Part V. Cache Tiering (Tech Preview)
A cache tier provides Ceph Clients with better I/O performance for a subset of the data stored in a backing storage tier. Cache tiering involves creating a pool of relatively fast/expensive storage devices (e.g., solid state drives) configured to act as a cache tier, and a backing pool of either erasure-coded or relatively slower/cheaper devices configured to act as an economical storage tier. The Ceph objecter handles where to place the objects and the tiering agent determines when to flush objects from the cache to the backing storage tier. So the cache tier and the backing storage tier are completely transparent to Ceph clients.

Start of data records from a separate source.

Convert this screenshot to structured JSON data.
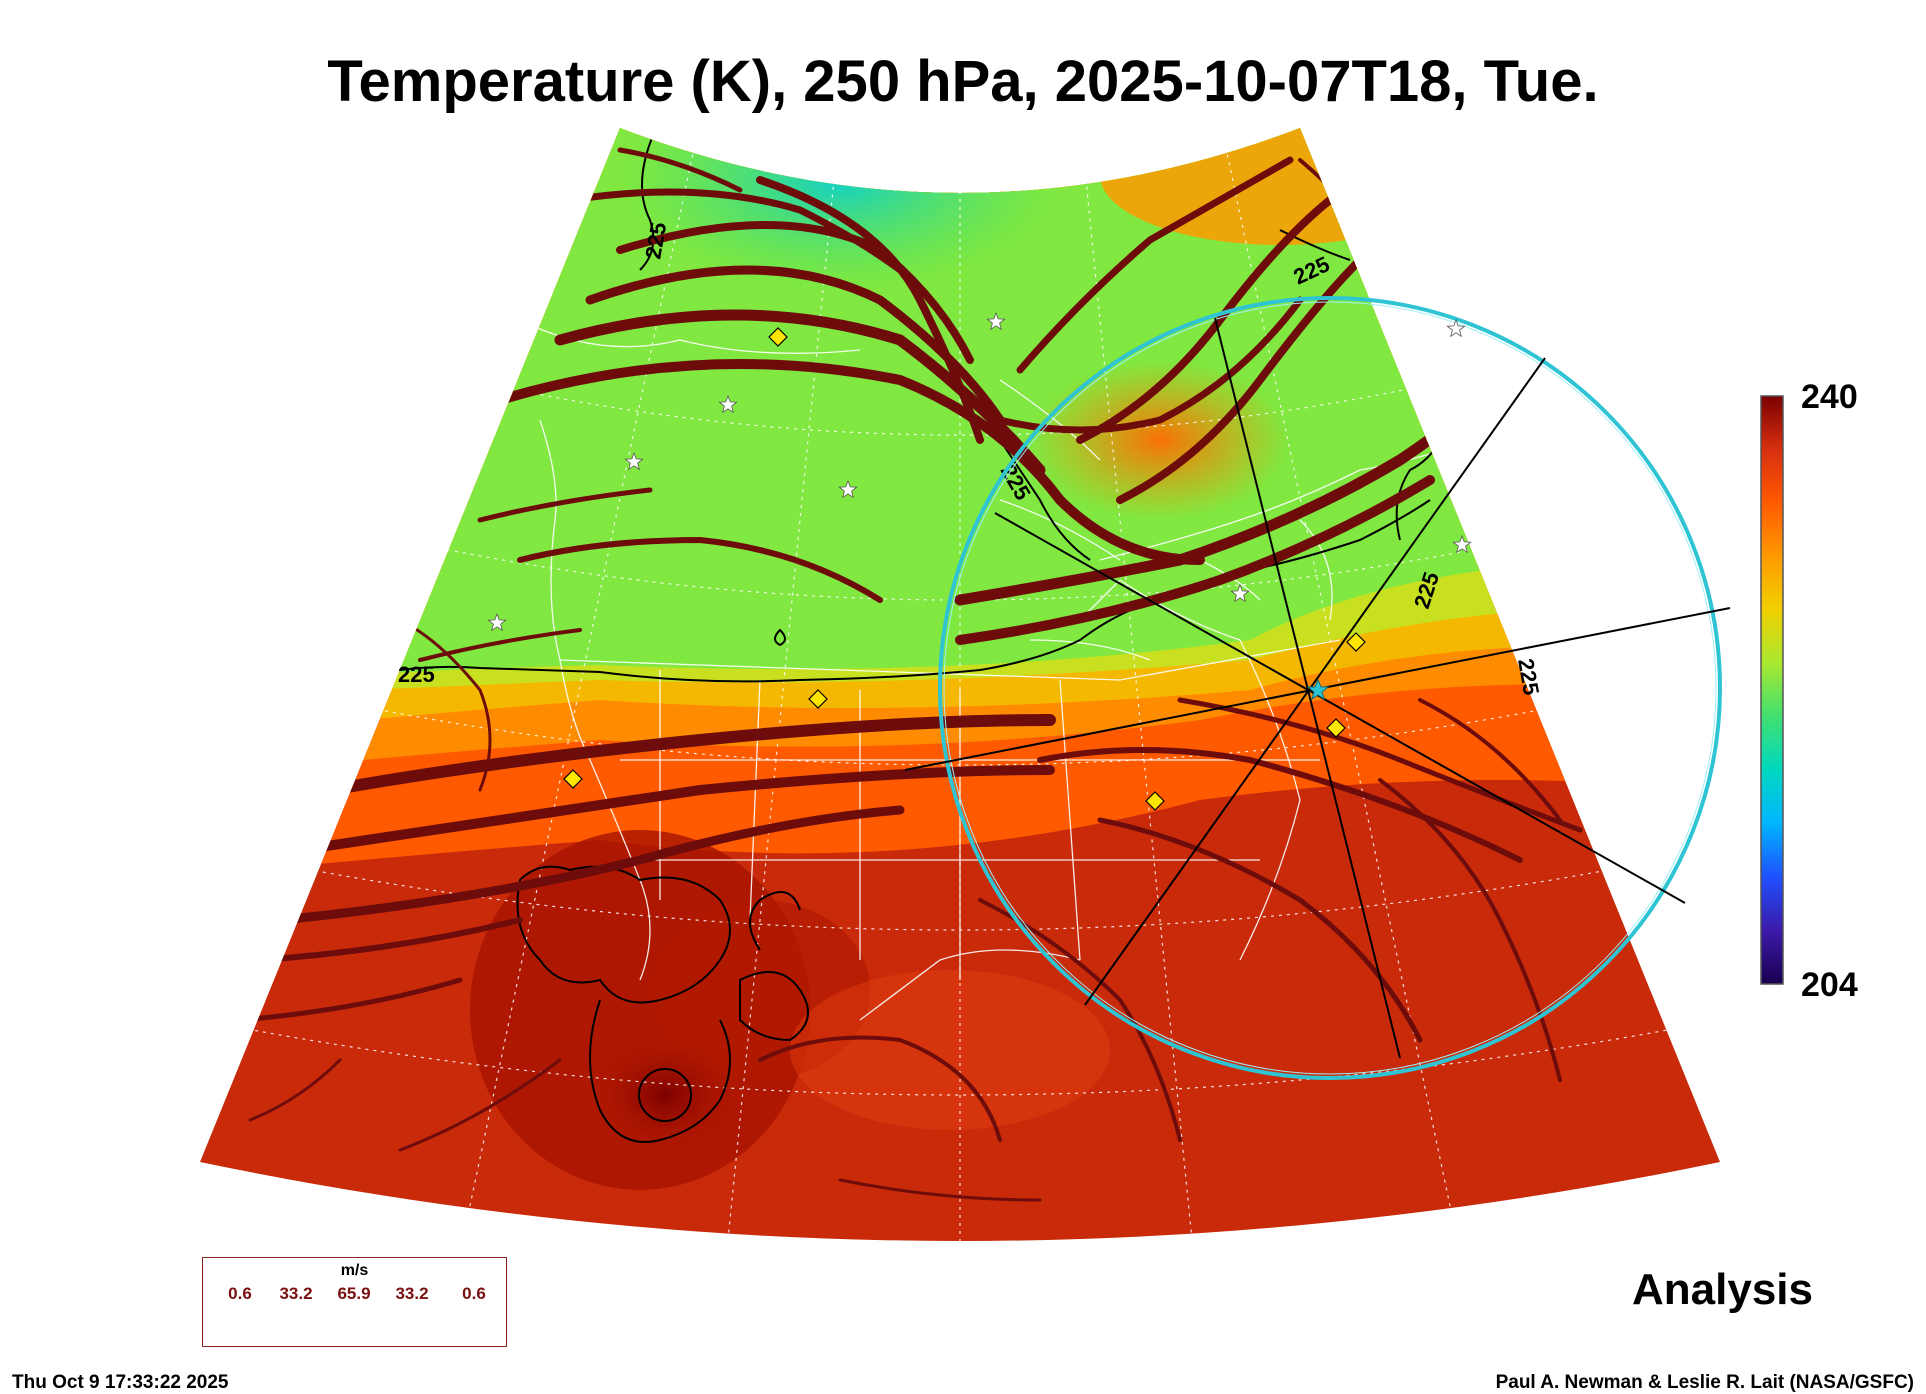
{
  "title": "Temperature (K), 250 hPa, 2025-10-07T18, Tue.",
  "colorbar": {
    "max_label": "240",
    "min_label": "204",
    "colors": [
      "#1a0050",
      "#3a1aa8",
      "#2050ff",
      "#00b4ff",
      "#00d8c0",
      "#40e070",
      "#a8e830",
      "#f0d000",
      "#ff9a00",
      "#ff5a00",
      "#d83010",
      "#7a0000"
    ]
  },
  "contour_labels": {
    "label_1": "225",
    "label_2": "225",
    "label_3": "225",
    "label_4": "225",
    "label_5": "225",
    "label_6": "225"
  },
  "wind_legend": {
    "units": "m/s",
    "values": [
      "0.6",
      "33.2",
      "65.9",
      "33.2",
      "0.6"
    ]
  },
  "analysis_label": "Analysis",
  "footer": {
    "timestamp": "Thu Oct  9 17:33:22 2025",
    "credit": "Paul A. Newman & Leslie R. Lait (NASA/GSFC)"
  },
  "colors": {
    "stream": "#6e0c0c",
    "circle": "#2ec4d4",
    "marker_fill": "#ffe600",
    "star": "#ffffff",
    "contour": "#000000"
  }
}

The cache tiering agent handles the migration of data between the cache tier and the backing storage tier automatically. However, admins have the ability to configure how this migration takes place. There are two main scenarios:
-
Writeback Mode: When admins configure tiers with
writeback
mode, Ceph clients write data to the cache tier and receive an ACK from the cache tier. In time, the data written to the cache tier migrates to the storage tier and gets flushed from the cache tier. Conceptually, the cache tier is overlaid "in front" of the backing storage tier. When a Ceph client needs data that resides in the storage tier, the cache tiering agent migrates the data to the cache tier on read, then it is sent to the Ceph client. Thereafter, the Ceph client can perform I/O using the cache tier, until the data becomes inactive. This is ideal for mutable data (e.g., photo/video editing, transactional data, etc.). -
Read-only Mode: When admins configure tiers with
readonly
mode, Ceph clients write data to the backing tier. On read, Ceph copies the requested object(s) from the backing tier to the cache tier. Stale objects get removed from the cache tier based on the defined policy. This approach is ideal for immutable data (e.g., presenting pictures/videos on a social network, DNA data, X-Ray imaging, etc.), because reading data from a cache pool that might contain out-of-date data provides weak consistency. Do not usereadonly
mode for mutable data.
Since all Ceph clients can use cache tiering, it has the potential to improve I/O performance for Ceph Block Devices, Ceph Object Storage, the Ceph Filesystem and native bindings.